Lo sta già teorizzando la Commissione Europea, mettendo al centro dell’agenda urbana continentale il concetto di “city makers”, persone ed organizzazioni che innescano dei cambiamenti a livello locale, cercando di affrontare sfide sociali e ambientali in modo semplice e diretto, attivando soluzioni di piccola scala, adattabili ai bisogni della loro comunità.

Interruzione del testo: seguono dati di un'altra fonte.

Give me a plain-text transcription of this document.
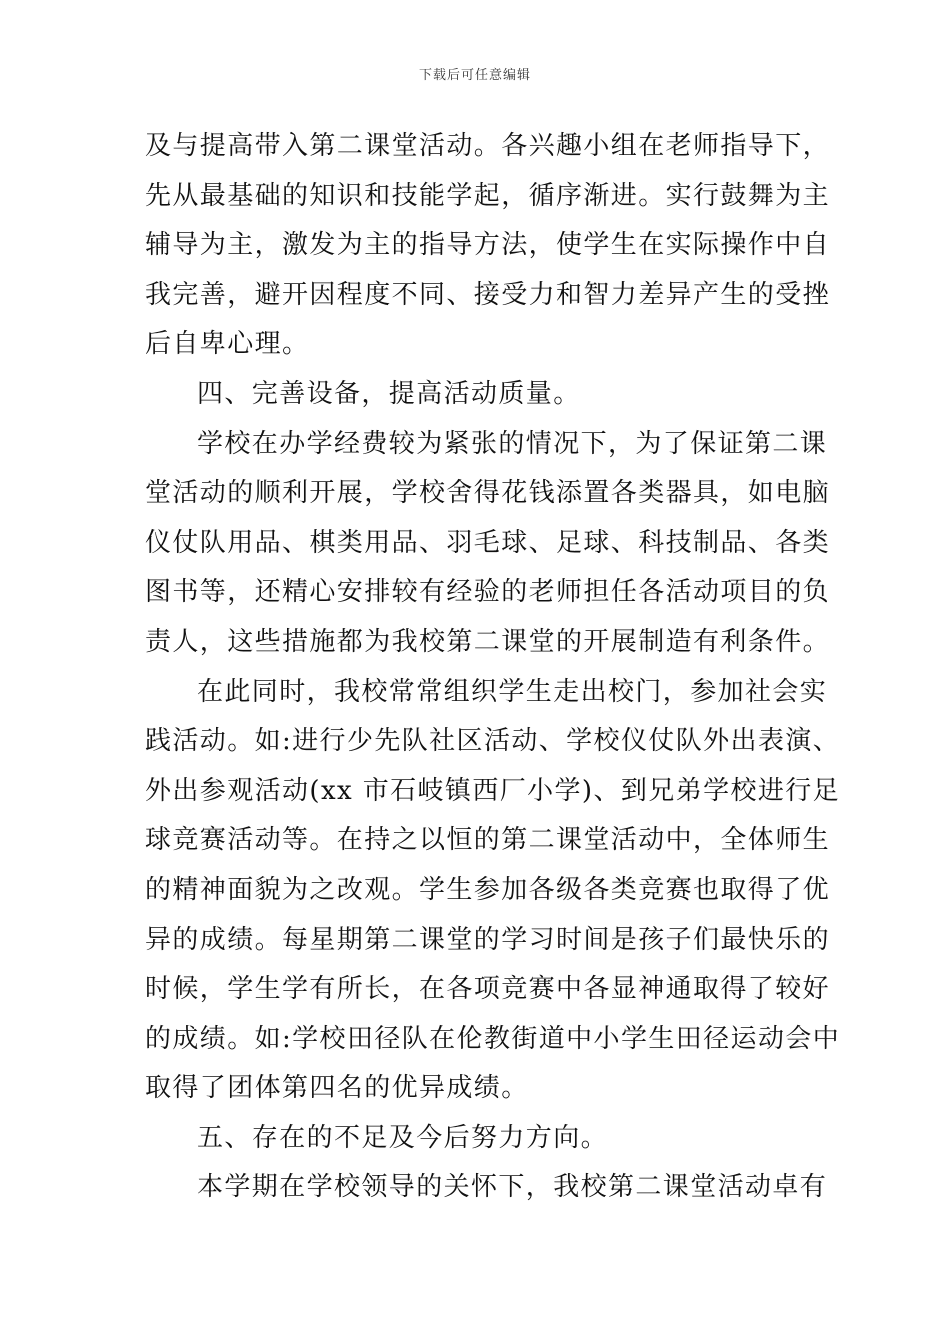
下载后可任意编辑
及与提高带入第二课堂活动。各兴趣小组在老师指导下，
先从最基础的知识和技能学起，循序渐进。实行鼓舞为主
辅导为主，激发为主的指导方法，使学生在实际操作中自
我完善，避开因程度不同、接受力和智力差异产生的受挫
后自卑心理。
四、完善设备，提高活动质量。
学校在办学经费较为紧张的情况下，为了保证第二课
堂活动的顺利开展，学校舍得花钱添置各类器具，如电脑
仪仗队用品、棋类用品、羽毛球、足球、科技制品、各类
图书等，还精心安排较有经验的老师担任各活动项目的负
责人，这些措施都为我校第二课堂的开展制造有利条件。
在此同时，我校常常组织学生走出校门，参加社会实
践活动。如:进行少先队社区活动、学校仪仗队外出表演、
外出参观活动(xx 市石岐镇西厂小学)、到兄弟学校进行足
球竞赛活动等。在持之以恒的第二课堂活动中，全体师生
的精神面貌为之改观。学生参加各级各类竞赛也取得了优
异的成绩。每星期第二课堂的学习时间是孩子们最快乐的
时候，学生学有所长，在各项竞赛中各显神通取得了较好
的成绩。如:学校田径队在伦教街道中小学生田径运动会中
取得了团体第四名的优异成绩。
五、存在的不足及今后努力方向。
本学期在学校领导的关怀下，我校第二课堂活动卓有
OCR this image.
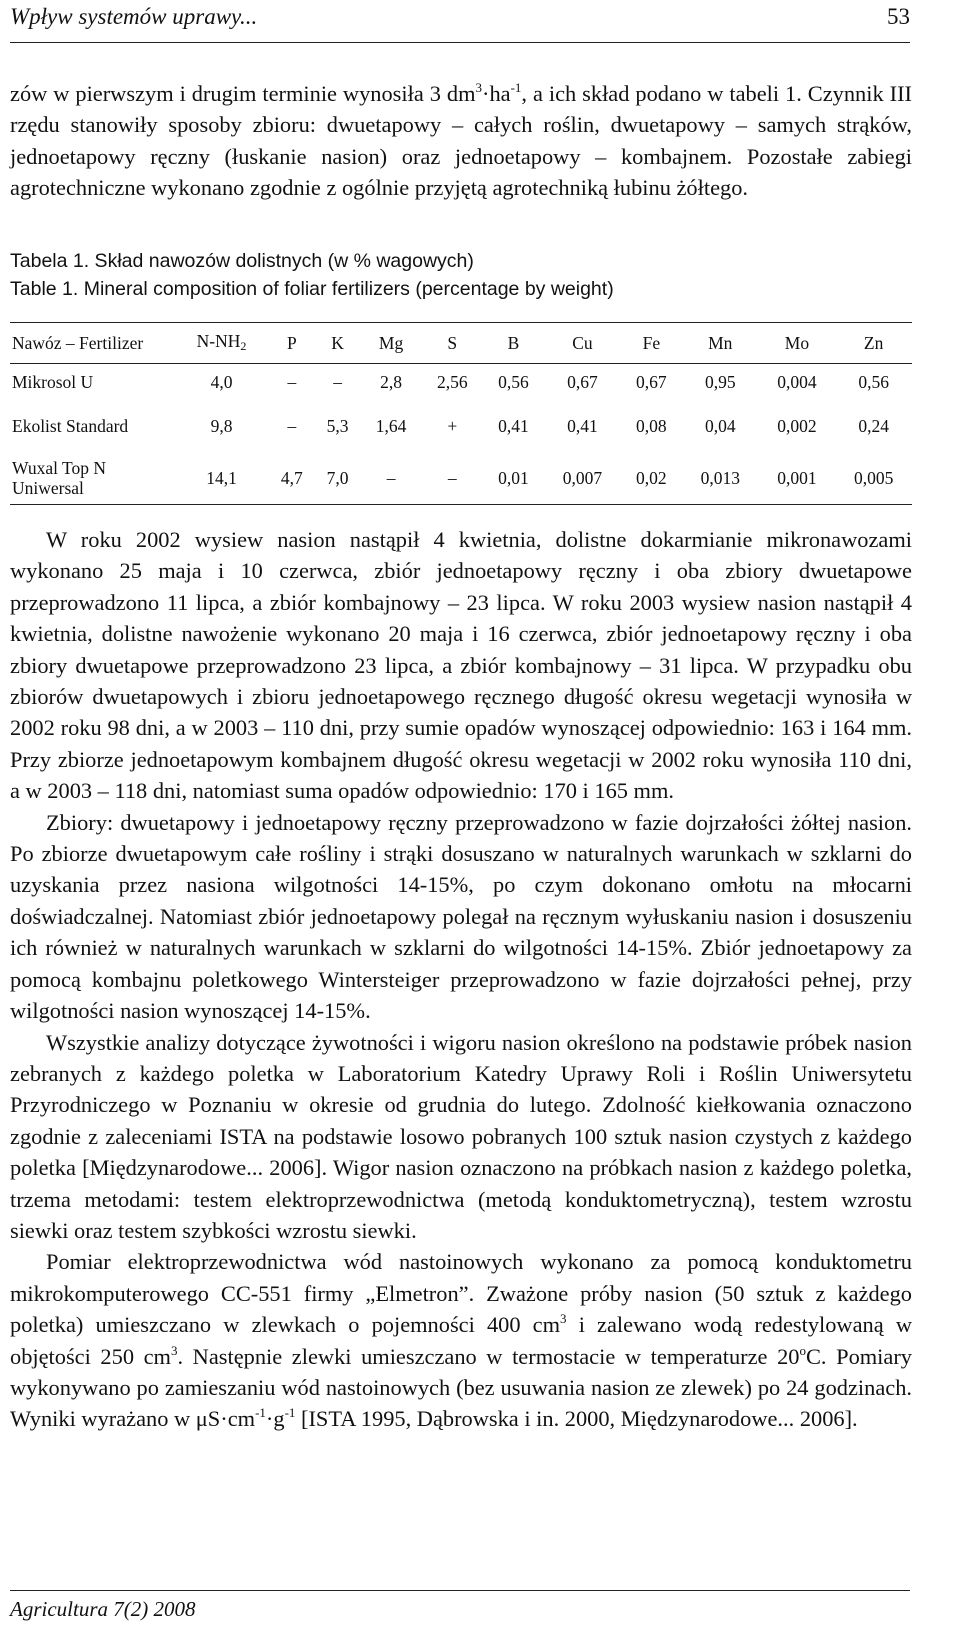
Wpływ systemów uprawy...	53

zów w pierwszym i drugim terminie wynosiła 3 $dm^3\cdot ha^{-1}$, a ich skład podano w tabeli 1. Czynnik III rzędu stanowiły sposoby zbioru: dwuetapowy – całych roślin, dwuetapowy – samych strąków, jednoetapowy ręczny (łuskanie nasion) oraz jednoetapowy – kombajnem. Pozostałe zabiegi agrotechniczne wykonano zgodnie z ogólnie przyjętą agrotechniką łubinu żółtego.

Tabela 1. Skład nawozów dolistnych (w % wagowych)
Table 1. Mineral composition of foliar fertilizers (percentage by weight)
Nawóz – Fertilizer	$N-NH_2$	P	K	Mg	S	B	Cu	Fe	Mn	Mo	Zn
Mikrosol U	4,0	–	–	2,8	2,56	0,56	0,67	0,67	0,95	0,004	0,56
Ekolist Standard	9,8	–	5,3	1,64	+	0,41	0,41	0,08	0,04	0,002	0,24
Wuxal Top N Uniwersal	14,1	4,7	7,0	–	–	0,01	0,007	0,02	0,013	0,001	0,005

W roku 2002 wysiew nasion nastąpił 4 kwietnia, dolistne dokarmianie mikronawozami wykonano 25 maja i 10 czerwca, zbiór jednoetapowy ręczny i oba zbiory dwuetapowe przeprowadzono 11 lipca, a zbiór kombajnowy – 23 lipca. W roku 2003 wysiew nasion nastąpił 4 kwietnia, dolistne nawożenie wykonano 20 maja i 16 czerwca, zbiór jednoetapowy ręczny i oba zbiory dwuetapowe przeprowadzono 23 lipca, a zbiór kombajnowy – 31 lipca. W przypadku obu zbiorów dwuetapowych i zbioru jednoetapowego ręcznego długość okresu wegetacji wynosiła w 2002 roku 98 dni, a w 2003 – 110 dni, przy sumie opadów wynoszącej odpowiednio: 163 i 164 mm. Przy zbiorze jednoetapowym kombajnem długość okresu wegetacji w 2002 roku wynosiła 110 dni, a w 2003 – 118 dni, natomiast suma opadów odpowiednio: 170 i 165 mm.

Zbiory: dwuetapowy i jednoetapowy ręczny przeprowadzono w fazie dojrzałości żółtej nasion. Po zbiorze dwuetapowym całe rośliny i strąki dosuszano w naturalnych warunkach w szklarni do uzyskania przez nasiona wilgotności 14-15%, po czym dokonano omłotu na młocarni doświadczalnej. Natomiast zbiór jednoetapowy polegał na ręcznym wyłuskaniu nasion i dosuszeniu ich również w naturalnych warunkach w szklarni do wilgotności 14-15%. Zbiór jednoetapowy za pomocą kombajnu poletkowego Wintersteiger przeprowadzono w fazie dojrzałości pełnej, przy wilgotności nasion wynoszącej 14-15%.

Wszystkie analizy dotyczące żywotności i wigoru nasion określono na podstawie próbek nasion zebranych z każdego poletka w Laboratorium Katedry Uprawy Roli i Roślin Uniwersytetu Przyrodniczego w Poznaniu w okresie od grudnia do lutego. Zdolność kiełkowania oznaczono zgodnie z zaleceniami ISTA na podstawie losowo pobranych 100 sztuk nasion czystych z każdego poletka [Międzynarodowe... 2006]. Wigor nasion oznaczono na próbkach nasion z każdego poletka, trzema metodami: testem elektroprzewodnictwa (metodą konduktometryczną), testem wzrostu siewki oraz testem szybkości wzrostu siewki.

Pomiar elektroprzewodnictwa wód nastoinowych wykonano za pomocą konduktometru mikrokomputerowego CC-551 firmy „Elmetron”. Zważone próby nasion (50 sztuk z każdego poletka) umieszczano w zlewkach o pojemności 400 $cm^3$ i zalewano wodą redestylowaną w objętości 250 $cm^3$. Następnie zlewki umieszczano w termostacie w temperaturze 20$^o$C. Pomiary wykonywano po zamieszaniu wód nastoinowych (bez usuwania nasion ze zlewek) po 24 godzinach. Wyniki wyrażano w $\mu S\cdot cm^{-1}\cdot g^{-1}$ [ISTA 1995, Dąbrowska i in. 2000, Międzynarodowe... 2006].

Agricultura 7(2) 2008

Il ruolo di questi soggetti va approfondito. Vanno comprese e create le condizioni per una sostenibilità di questa azione. Se il loro ruolo è davvero così importante, non possiamo immaginare che si basino su forme di pseudo volontariato scarsamente retribuito. Se stiamo parlando di soggetti politicamente rilevanti, non ci possiamo non porre il tema del conflitto, facendo finta che in queste pratiche non incarnino esiti o direttrici di sviluppo non neutrali. In questo ambito, ogni azione produce degli effetti: ci sarà sempre qualcuno che guadagna e qualcuno che perde potere. Dobbiamo esserne consapevoli. Sciogliere questi nodi è una sfida che riguarda tutti noi.

 

L’ESPERIENZA DEI BANDI ANCI SU INNOVAZIONE SOCIALE

“Esperimenti” su larga scala come i bandi ANCI su innovazione sociale sono molto importanti perché:

  • se sono ben costruiti riescono a far emergere questi “city maker” (quelli che esistono e quelli potenziali), anche solo perché creano spazi per “i nuovi”;
  • stimolano questi soggetti ad interagire con la pubblica amministrazione, a strutturarsi, a pensare alle loro caratteristiche attuali e future
  • creano delle reti locali e sovra locali di soggetti che poi continueranno naturalmente a dialogare e collaborare, indipendentemente dall’attore pubblico

Sono esperienze importanti anche per la pubblica amministrazione, che ha l’occasione di mettersi alla prova ed imparare:

  • a costruire partnership, tenendo conto delle esigenze che nuove tipologie di partner esprimono;
  • a vivere un nuovo ruolo, quello di piattaforma;
  • a semplificare se stessa ed alcuni dei processi che la caratterizzano, preparandosi ad essere più utile per tutti.

Chi fa innovazione sociale in Italia e lo fa provando ad interagire con la Pubblica Amministrazione si porta sulle spalle una duplice responsabilità: quella di formulare risposta alle grandi sfide Paese che dovremo affrontare e quella di contribuire al ripensamento del concetto di “pubblico”.

Anche di questo dovremmo essere un po’ più consapevoli, per imparare a richiedere con maggiore forza spazi di innovazione e sperimentazione.